La théorie de la restauration de l’attention postule qu’un effort mental prolongé produit une fatigue mentale nommée « attention dirigée » (Kaplan et Kaplan 1996 : 180). Il en résulte plusieurs symptômes tels que l’impatience, l’irritabilité, la distraction et l’incompétence. Cette théorie s’inspire de la distinction établie par le célèbre psychologue William James (1892) entre les concepts de l’attention dirigée et de la fascination. L’attention dirigée exige beaucoup d’efforts menant vite à la fatigue, alors que la fascination demande peu d’efforts et a pour objet des sujets intéressants ou captivants. Les environnements fortifiants possèdent généralement quatre grandes propriétés nommées respectivement :

  1. étant parti;

  2. environnement d’ampleur;

  3. fascination;

  4. compatibilité.

Le facteur « étant parti » est défini comme une transformation conceptuelle qui libère de l’activité mentale exigée par l’attention dirigée. Le nouvel environnement doit être non seulement différent du milieu stressant, mais il doit aussi permettre aux individus de ressentir un profond sentiment d’évasion.
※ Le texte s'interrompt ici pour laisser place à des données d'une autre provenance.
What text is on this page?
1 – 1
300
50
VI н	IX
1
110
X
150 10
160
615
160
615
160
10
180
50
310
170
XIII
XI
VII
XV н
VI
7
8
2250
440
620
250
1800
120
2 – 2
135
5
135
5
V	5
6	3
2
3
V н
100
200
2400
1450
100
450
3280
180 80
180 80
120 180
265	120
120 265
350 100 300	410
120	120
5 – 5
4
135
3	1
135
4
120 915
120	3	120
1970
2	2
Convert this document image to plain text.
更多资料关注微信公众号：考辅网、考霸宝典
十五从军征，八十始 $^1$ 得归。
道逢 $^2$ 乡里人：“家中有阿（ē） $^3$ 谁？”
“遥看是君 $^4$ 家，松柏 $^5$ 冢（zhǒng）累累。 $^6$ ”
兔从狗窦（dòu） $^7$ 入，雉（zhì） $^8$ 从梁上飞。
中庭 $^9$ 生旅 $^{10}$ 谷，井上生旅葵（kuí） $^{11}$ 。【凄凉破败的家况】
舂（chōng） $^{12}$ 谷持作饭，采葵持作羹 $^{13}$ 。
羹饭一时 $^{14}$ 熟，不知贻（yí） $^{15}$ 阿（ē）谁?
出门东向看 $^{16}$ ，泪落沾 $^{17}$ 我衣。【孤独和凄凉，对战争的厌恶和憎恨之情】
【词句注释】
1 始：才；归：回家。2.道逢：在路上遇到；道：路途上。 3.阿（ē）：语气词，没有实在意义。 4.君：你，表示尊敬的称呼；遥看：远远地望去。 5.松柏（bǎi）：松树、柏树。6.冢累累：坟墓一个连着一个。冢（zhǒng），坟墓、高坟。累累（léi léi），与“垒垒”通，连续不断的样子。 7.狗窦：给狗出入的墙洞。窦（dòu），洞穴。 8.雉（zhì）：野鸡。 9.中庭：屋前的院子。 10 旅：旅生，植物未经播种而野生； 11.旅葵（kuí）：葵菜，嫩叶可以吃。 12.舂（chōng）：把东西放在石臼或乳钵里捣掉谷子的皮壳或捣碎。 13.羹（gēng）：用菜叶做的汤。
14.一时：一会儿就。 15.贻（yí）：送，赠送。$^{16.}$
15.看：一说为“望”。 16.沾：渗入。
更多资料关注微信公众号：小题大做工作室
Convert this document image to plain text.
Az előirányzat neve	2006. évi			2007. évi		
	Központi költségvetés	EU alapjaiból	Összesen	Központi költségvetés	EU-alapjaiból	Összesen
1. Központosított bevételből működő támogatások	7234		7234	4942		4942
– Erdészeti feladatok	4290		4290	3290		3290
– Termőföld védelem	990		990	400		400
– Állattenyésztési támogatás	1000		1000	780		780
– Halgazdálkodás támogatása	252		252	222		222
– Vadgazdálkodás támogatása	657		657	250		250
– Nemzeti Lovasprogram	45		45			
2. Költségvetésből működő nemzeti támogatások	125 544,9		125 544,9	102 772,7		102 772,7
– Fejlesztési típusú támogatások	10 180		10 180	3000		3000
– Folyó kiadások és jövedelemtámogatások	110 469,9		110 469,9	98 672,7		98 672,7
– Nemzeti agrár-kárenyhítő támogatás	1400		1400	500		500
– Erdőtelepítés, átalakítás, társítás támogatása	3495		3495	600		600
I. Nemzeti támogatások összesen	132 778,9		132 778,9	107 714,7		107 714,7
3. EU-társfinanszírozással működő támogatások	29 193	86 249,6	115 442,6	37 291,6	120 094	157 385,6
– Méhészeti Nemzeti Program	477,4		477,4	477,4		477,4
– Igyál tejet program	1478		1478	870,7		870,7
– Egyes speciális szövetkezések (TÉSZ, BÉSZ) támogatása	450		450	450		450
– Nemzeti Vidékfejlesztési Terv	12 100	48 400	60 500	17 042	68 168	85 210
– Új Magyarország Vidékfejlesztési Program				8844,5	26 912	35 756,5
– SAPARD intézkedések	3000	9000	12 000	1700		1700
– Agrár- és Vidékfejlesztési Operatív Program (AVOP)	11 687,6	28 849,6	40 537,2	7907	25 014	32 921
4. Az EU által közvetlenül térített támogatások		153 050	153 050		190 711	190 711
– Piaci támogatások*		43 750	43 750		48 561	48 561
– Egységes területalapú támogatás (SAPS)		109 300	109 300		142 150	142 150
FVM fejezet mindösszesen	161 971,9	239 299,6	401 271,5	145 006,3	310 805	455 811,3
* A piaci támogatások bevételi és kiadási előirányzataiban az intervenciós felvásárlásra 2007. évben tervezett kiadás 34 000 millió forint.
L’« environnement d’ampleur » est un environnement riche et logique par lequel on est relié à un plus grand monde, non nécessairement défini par la grandeur physique. Pour certains, un jardin pourrait suffire. C’est surtout la « fascination » qui permet l’attention non dirigée, le renouvellement de l’intérêt et la restauration en profondeur. Enfin, le dernier facteur, la « compatibilité », est un environnement qui incite à la réalisation de ses intentions profondes et l’atteinte de ses buts personnels.

Cette théorie a déjà fait l’objet de plusieurs recherches en psychologie environnementale. Les résultats obtenus sont fort encourageants, en particulier dans les domaines de la santé (Frumkin 2001), du plein air (Altman et Wohlwill 1983), de l’habitation (Hartig et al. 1997), de l’urbanisation (Kuo 2001), du design des lieux de travail (Tennessen et Cimprich 1995), de la prise de décisions (S. Kaplan 1991) et des musées ou bibliothèques (Herzog et al. 1997).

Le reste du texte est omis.